My wife and I have discussed out social media allows us to constantly judge others without waiting around for the high school reunion. Some of this is merely confirmation bias: yes, that asshole from high school still dresses like he’s hardcore even though he grew up in a low-crime, high-GDP community. You were right all along! Big back pat for being accurate in you judgy judgement!
But this isn’t about that; this is about all of the people who I was absolutely wrong about. How people I was sure I had pegged when I “knew everything” continue to enrapture me in the unfolding of their life. Even if social media is a neatly manicured lawn that hides a messy, messy house, you can still be surprised by the glimpses through the front door and windows that you occasionally get.

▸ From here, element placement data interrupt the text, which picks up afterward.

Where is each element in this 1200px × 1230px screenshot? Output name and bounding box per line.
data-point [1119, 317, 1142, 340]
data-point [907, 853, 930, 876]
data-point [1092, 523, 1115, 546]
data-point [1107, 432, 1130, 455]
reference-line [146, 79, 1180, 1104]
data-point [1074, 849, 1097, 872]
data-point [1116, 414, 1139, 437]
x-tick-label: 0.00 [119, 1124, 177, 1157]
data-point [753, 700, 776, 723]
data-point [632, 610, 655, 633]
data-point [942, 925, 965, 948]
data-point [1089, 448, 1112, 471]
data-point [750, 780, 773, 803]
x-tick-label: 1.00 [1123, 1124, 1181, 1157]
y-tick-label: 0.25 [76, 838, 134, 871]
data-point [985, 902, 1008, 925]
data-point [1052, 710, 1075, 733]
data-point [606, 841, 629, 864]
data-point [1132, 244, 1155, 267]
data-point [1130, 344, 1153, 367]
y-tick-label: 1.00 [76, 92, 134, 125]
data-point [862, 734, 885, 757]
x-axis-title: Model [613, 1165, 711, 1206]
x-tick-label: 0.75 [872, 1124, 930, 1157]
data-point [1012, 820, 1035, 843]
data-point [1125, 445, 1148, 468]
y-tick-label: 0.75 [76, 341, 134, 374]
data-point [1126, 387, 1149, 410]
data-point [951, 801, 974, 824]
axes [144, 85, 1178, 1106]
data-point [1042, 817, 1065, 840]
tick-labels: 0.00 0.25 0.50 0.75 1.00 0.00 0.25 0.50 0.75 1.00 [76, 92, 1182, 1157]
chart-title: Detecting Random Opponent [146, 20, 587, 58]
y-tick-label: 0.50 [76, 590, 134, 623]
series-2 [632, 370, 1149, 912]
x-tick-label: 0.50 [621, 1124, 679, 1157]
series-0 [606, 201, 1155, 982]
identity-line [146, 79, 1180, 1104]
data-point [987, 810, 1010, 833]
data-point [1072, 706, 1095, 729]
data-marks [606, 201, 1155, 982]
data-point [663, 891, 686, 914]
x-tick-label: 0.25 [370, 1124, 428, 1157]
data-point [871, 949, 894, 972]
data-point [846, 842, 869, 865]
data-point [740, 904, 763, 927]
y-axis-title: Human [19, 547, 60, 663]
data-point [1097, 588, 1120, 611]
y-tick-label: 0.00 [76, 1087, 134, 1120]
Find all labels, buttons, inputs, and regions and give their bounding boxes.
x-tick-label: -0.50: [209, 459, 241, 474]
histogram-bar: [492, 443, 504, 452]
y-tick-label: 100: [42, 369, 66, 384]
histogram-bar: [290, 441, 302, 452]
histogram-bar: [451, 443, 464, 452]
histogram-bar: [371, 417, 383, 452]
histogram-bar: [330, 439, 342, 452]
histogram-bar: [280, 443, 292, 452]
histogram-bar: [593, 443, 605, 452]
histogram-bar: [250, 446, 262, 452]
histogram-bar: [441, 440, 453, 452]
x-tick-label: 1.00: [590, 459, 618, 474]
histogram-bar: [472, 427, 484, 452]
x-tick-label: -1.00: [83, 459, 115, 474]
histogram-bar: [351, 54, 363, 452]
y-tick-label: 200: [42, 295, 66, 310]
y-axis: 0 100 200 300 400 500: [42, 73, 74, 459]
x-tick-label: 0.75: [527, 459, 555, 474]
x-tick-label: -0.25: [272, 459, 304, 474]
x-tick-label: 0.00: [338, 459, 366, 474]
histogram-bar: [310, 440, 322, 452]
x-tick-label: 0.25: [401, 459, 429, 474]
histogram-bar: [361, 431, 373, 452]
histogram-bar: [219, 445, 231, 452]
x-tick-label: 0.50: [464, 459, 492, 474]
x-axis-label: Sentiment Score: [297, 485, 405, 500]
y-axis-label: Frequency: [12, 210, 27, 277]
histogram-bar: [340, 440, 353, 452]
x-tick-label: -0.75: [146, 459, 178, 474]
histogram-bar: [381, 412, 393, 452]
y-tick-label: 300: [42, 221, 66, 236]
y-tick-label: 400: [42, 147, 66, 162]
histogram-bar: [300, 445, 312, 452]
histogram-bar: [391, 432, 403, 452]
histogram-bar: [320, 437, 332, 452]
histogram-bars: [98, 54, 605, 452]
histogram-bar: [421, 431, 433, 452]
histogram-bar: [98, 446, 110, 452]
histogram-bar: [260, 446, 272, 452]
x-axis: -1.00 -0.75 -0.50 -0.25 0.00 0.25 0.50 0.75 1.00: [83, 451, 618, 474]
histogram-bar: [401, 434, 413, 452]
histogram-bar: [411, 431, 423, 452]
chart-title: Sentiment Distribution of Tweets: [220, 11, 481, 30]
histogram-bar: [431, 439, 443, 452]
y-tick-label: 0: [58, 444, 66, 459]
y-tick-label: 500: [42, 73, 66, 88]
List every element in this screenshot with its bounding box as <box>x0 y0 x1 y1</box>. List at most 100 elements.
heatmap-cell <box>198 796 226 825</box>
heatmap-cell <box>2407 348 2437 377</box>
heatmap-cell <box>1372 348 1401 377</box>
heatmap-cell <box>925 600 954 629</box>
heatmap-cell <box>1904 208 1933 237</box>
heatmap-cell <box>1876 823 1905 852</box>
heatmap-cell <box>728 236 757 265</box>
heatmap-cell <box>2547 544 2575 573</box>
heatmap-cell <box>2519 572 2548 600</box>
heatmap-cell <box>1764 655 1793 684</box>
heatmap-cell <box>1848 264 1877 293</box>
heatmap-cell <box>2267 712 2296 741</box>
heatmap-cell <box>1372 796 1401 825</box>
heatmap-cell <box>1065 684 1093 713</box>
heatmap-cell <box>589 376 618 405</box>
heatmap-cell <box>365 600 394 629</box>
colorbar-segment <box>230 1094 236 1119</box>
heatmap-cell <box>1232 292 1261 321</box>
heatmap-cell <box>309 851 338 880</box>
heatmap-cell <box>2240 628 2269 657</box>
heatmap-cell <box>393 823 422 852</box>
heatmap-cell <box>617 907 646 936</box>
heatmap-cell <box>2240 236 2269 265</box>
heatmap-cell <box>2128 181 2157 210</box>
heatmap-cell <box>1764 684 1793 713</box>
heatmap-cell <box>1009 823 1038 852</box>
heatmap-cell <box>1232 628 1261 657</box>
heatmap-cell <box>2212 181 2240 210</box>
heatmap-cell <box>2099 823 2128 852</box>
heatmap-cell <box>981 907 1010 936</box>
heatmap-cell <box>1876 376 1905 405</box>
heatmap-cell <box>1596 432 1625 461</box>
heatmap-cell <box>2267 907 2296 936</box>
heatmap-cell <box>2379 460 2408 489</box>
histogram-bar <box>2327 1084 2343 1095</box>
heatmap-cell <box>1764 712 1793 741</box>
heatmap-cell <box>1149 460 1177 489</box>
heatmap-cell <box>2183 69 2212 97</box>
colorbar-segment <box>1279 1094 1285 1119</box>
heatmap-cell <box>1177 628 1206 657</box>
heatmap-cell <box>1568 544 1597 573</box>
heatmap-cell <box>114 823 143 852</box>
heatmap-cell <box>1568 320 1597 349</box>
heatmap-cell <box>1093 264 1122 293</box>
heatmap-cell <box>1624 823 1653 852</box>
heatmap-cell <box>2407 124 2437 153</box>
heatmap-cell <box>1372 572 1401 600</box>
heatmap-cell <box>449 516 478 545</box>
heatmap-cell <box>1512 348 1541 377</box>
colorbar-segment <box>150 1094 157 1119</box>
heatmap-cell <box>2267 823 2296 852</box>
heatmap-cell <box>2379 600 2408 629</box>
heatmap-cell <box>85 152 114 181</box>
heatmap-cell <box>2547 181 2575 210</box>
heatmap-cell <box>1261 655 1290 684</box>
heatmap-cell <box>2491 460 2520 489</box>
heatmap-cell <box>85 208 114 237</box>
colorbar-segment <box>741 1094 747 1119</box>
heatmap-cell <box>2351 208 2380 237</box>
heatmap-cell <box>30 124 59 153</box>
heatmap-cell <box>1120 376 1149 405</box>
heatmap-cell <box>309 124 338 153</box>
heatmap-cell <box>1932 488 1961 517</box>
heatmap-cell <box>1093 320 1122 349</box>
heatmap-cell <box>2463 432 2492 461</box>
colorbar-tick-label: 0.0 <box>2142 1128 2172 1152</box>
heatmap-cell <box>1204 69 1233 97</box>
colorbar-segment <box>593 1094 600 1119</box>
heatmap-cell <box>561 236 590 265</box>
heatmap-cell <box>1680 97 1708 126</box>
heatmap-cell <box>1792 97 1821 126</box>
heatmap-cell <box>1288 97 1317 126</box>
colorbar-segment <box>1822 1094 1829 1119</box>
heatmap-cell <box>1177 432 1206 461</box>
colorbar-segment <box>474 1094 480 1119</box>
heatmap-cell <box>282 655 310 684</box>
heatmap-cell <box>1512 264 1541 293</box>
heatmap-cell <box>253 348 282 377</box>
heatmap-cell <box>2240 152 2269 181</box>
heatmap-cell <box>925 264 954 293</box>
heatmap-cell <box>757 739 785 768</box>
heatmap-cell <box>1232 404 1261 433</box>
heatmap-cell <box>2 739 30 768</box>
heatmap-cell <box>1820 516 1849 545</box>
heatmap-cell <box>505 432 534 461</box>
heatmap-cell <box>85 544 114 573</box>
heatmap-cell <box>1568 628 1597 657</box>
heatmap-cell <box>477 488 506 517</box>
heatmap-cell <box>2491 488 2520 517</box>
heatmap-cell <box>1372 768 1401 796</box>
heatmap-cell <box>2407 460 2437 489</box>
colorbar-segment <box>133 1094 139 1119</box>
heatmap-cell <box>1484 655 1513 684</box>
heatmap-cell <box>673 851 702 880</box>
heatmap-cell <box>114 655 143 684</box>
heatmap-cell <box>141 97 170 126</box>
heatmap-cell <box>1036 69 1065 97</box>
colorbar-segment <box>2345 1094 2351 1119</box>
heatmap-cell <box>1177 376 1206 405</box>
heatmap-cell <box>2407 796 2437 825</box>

For example, a girl I went to high school with, the most supremely talented artist in our class, still makes amazing art. That was a judgement confirmed (INTERNET HIGH FIVE FOR ME!). However, she was, and is, extremely devout. My youthful militant atheist high-offensive push-backs against faith, and all of the the negatives it represents, bled over into things like the culture between her four walls. I expected faithful hand-raising rock and instead see her writing about listening to Macklemore with her son. I see hip clothing, stylish haircuts, language and thoughts that I would have never guessed from such a “devout” person. I put devout in quotes because it wasn’t her definition of being devout that I had judged her on; it was my own. A judgement of an impression formed in an imperfect moment, in an imperfect class, in a perfectly imperfect time of our lives set the stage for any other judgement I may have had about her in any other imperfect setting, namely a high school reunion. If I forget that she believes in god (whatever that means [not being antagonistic; not everyone believes the same, even if they use the same language in an attempt to describe that belief]), our lives and attitudes bear a striking resemblance. And her son is adorable as is her newborn girl.
So for all of its warts (the time suck, manicured-image, lonelier-the-more-friends-you-have nature of it), sometimes social media can surprise you if you let it. For this I am thankful.